A recent New York Times headline warns parents to be on the lookout for "A New Cigarette Hazard: 'Third-Hand Smoke.'" The freshly coined term, introduced by a study reported in the journal Pediatrics, refers to particles and gases that linger in a room after someone has smoked there or in the clothing and possessions of people who have smoked (or been around smokers) elsewhere. The genius of the study is that it tries to stir up alarm about thirdhand smoke without bothering to show that such trace levels of toxins and carcinogens cause any measurable harm to children (or to anyone else). Instead the authors simply assume that thirdhand smoke is dangerous and then do a survey to see how many people are aware of this "fact."
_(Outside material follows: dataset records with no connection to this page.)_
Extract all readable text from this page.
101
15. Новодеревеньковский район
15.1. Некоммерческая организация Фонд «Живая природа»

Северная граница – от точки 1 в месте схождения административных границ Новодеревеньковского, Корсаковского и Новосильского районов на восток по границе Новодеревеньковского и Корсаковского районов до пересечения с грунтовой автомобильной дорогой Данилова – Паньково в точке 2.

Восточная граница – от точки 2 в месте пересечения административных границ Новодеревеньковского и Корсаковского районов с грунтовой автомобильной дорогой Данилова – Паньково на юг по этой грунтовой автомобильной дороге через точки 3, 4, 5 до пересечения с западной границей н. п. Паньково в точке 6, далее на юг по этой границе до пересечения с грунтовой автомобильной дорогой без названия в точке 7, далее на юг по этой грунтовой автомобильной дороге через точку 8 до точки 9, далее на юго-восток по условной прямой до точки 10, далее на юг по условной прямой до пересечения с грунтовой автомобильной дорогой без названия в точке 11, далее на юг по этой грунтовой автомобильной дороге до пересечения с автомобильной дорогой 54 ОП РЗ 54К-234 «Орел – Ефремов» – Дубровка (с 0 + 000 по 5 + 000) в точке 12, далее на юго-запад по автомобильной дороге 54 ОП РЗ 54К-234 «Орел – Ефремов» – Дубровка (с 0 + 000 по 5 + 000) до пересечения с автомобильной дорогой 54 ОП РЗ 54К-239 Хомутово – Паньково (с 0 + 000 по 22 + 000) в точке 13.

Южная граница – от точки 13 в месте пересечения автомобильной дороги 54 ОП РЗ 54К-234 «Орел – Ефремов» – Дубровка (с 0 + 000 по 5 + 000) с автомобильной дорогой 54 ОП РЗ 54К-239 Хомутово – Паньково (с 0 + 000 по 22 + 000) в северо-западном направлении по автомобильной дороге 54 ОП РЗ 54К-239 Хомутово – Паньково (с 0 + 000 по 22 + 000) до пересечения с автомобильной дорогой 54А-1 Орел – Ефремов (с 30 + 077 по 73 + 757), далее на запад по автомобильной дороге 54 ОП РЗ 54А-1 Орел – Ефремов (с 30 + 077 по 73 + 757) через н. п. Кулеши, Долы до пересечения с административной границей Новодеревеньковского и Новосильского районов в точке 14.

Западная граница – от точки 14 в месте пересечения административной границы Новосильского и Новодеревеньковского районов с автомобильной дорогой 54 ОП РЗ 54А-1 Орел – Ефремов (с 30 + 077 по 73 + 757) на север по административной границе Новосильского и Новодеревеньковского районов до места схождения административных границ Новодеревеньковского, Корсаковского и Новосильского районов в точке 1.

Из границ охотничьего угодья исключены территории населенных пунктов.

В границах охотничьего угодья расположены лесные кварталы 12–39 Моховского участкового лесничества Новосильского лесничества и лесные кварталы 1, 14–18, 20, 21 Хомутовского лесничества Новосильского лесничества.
You can get a sense of the researchers' method from the first sentence of their abstract: "There is no safe level of exposure to tobacco smoke." As I noted when former Surgeon General Richard Carmona said something similar in connection with his 2006 report on secondhand smoke, this is an article of faith, not a scientific statement, since it cannot be proven or disproven. But if you start from the premise that there is no safe level of exposure to tobacco smoke, it is very easy to arrive at the conclusion that thirdhand smoke (as well as fourthhand smoke, fifthhand smoke, and sixthhand smoke) is dangerous. Here is another taste of the researchers' approach:
The toxicity of low levels of tobacco smoke constituents has been proved. According to the National Toxicology Program, these 250 poisonous gases, chemicals, and metals include hydrogen cyanide (used in chemical weapons), carbon monoxide (found in car exhaust), butane (used in lighter fluid), ammonia (used in household cleaners), toluene (found in paint thinners), arsenic (used in pesticides), lead (formerly found in paint), chromium (used to make steel), cadmium (used to make batteries), and polonium-210 (highly radioactive carcinogen). Eleven of these compounds are group 1 carcinogens (most carcinogenic designation).
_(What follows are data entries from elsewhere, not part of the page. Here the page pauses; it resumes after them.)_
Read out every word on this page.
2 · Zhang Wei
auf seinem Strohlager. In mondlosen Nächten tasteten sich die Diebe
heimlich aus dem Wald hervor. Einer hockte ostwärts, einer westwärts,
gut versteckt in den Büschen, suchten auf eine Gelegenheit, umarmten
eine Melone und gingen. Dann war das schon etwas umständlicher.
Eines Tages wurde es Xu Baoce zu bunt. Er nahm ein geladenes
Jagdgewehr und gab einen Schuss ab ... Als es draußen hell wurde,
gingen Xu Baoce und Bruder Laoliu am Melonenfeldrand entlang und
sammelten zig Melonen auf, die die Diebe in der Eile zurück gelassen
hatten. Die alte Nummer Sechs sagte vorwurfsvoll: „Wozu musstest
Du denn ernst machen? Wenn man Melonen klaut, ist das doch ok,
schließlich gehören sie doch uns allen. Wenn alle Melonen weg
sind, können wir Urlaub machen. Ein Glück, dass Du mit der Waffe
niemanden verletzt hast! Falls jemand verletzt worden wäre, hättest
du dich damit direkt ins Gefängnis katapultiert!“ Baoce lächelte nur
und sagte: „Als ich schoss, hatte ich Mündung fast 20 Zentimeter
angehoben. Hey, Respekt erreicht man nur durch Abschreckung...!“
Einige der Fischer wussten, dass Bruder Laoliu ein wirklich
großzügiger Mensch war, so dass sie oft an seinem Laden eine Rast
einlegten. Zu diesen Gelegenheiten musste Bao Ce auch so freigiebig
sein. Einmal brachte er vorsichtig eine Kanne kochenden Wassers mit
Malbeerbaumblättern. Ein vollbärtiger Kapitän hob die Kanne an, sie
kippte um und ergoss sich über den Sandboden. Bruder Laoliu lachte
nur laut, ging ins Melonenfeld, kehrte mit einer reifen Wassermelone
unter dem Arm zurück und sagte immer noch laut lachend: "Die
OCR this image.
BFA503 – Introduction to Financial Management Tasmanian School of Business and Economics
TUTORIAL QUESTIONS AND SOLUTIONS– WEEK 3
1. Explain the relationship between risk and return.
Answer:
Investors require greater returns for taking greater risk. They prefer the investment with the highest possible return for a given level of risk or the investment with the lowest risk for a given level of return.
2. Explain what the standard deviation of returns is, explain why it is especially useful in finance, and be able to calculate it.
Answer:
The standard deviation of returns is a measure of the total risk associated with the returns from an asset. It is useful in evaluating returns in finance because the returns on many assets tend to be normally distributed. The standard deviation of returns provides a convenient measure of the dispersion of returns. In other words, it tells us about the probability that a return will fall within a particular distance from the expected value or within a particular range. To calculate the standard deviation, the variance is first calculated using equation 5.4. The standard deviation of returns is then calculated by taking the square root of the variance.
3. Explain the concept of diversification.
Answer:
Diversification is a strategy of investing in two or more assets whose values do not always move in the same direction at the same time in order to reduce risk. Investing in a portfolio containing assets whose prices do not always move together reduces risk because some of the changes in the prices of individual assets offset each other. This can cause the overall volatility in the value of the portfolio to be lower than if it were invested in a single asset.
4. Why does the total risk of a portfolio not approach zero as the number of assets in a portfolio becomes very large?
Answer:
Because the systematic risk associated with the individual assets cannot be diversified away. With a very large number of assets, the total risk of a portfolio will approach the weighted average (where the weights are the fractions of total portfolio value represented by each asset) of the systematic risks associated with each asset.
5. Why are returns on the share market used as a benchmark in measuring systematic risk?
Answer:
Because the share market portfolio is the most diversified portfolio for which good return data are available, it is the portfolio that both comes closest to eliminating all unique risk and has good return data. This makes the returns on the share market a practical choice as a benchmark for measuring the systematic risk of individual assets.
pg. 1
Noting that many of the chemicals in cigarette smoke are toxic or carcinogenic in high enough doses proves nothing about the dangers posed by tiny levels of those chemicals. One searches the article in vain for any acknowledgement of the toxicological principle that the dose makes the poison. Talking to the Times, the lead author suggests we should instead apply the smell test, which tells us to fear a fellow elevator rider who has recently smoked a cigarette:
"Your nose isn't lying," he said. "The stuff is so toxic that your brain is telling you: 'Get away.'"
On his tobacco policy blog, anti-smoking activist Michael Siegel notes that the Pediatrics article "cites just a single study to support its contention that low levels of tobacco smoke exposure are associated with health harm." That study found an association between low levels of cotinine (a nicotine metabolite) in children's blood and their scores on cognitive tests. Siegel, a public health professor who supports smoking bans but believes their advocates routinely exaggerate the hazards of secondhand smoke, details the study's weaknesses, which make it impossible to conclude from it that thirdhand smoke causes brain damage.
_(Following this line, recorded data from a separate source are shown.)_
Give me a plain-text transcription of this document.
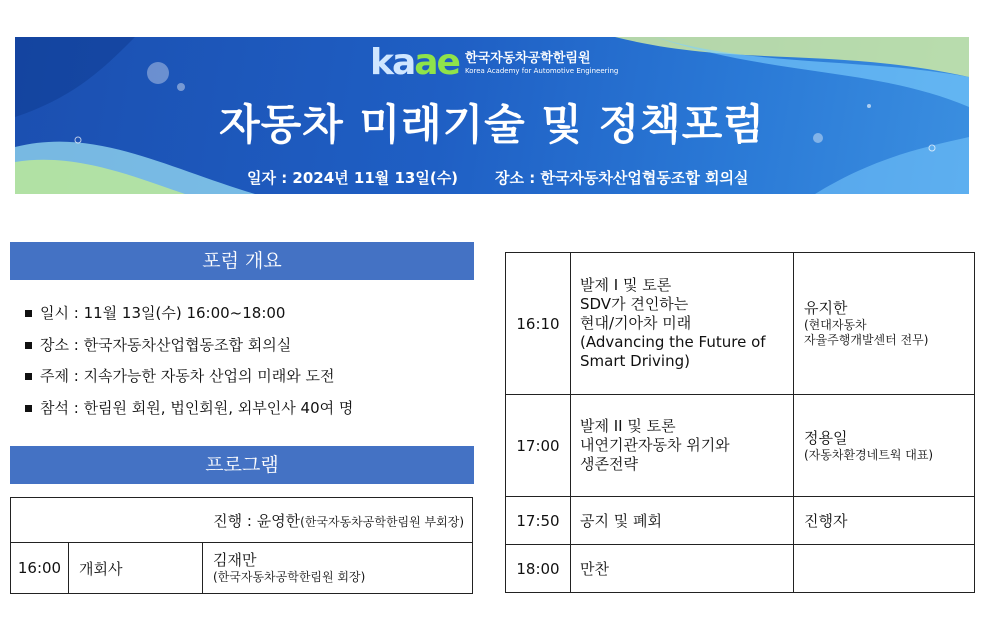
kaae 한국자동차공학한림원
Korea Academy for Automotive Engineering
자동차 미래기술 및 정책포럼
일자 : 2024년 11월 13일(수) 장소 : 한국자동차산업협동조합 회의실
포럼 개요
일시 : 11월 13일(수) 16:00~18:00
장소 : 한국자동차산업협동조합 회의실
주제 : 지속가능한 자동차 산업의 미래와 도전
참석 : 한림원 회원, 법인회원, 외부인사 40여 명
프로그램
진행 : 윤영한(한국자동차공학한림원 부회장)
16:00	개회사	김재만
(한국자동차공학한림원 회장)
16:10	발제 I 및 토론
SDV가 견인하는
현대/기아차 미래
(Advancing the Future of
Smart Driving)	유지한
(현대자동차
자율주행개발센터 전무)

17:00	발제 II 및 토론
내연기관자동차 위기와
생존전략	정용일
(자동차환경네트웍 대표)

17:50	공지 및 폐회	진행자
18:00	만찬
"There is no convincing scientific evidence that exposures of this magnitude produce any significant health harm," Siegel writes, "with the one possible exception being children who have asthma and are sensitive to tobacco smoke." He worries that propaganda campaigns focusing on thirdhand smoke may backfire, convincing parents who now make it a point to smoke outside the house or to smoke when their children are not around that such precautions are more trouble than they're worth.